Former military ruler Mr Buhari was elected in 2015 on a promise to defeat Boko Haram, after the extremists grew in strength under his predecessor, Goodluck Jonathan.

Mr Jonathan was lambasted for his tardy response to the Chibok abduction, which saw 276 girls from the town in Borno state taken in the dead of night.

A teacher at the school, Amsani Alilawan, said there were soldiers in Dapchi until last month, but they were then redeployed.

"One month back, they carry [take away] all soldiers, they transferred them to another side, they leave us without security," he said.

Enraged relatives of the missing girls this week tried to surround the convoy of the state mayor of Yobe, only to be pushed back by the security forces.

The kidnapping is the worst extremist assault to have hit Nigeria since Mr Buhari came to power.

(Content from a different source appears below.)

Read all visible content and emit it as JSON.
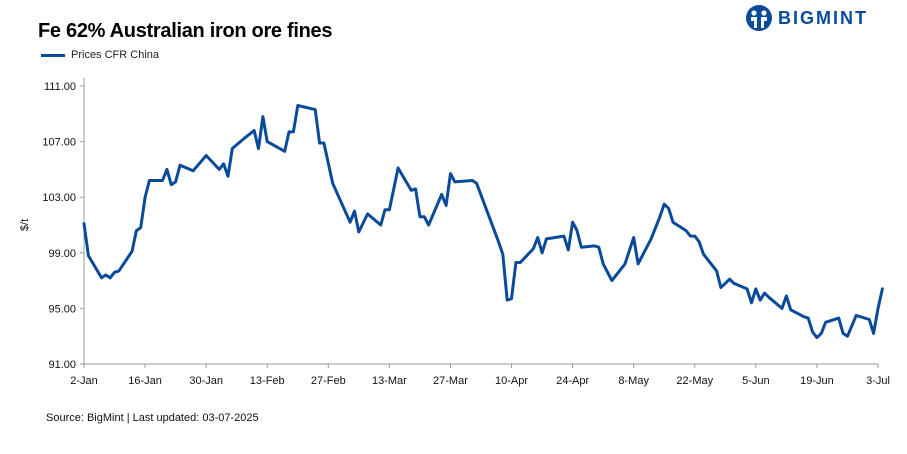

Schools, particularly those with a secular curriculum, have been targeted by Boko Haram, whose name roughly translates from Hausa as "Western education is forbidden".

Boko Haram's quest to establish an extremist state in north-east Nigeria has left at least 20,000 dead and made more than 2.6 million homeless since 2009.

The extremists have increasingly turned to kidnapping for ransom as a way to finance their operations and win back key commanders in prisoner swaps with the Nigerian government.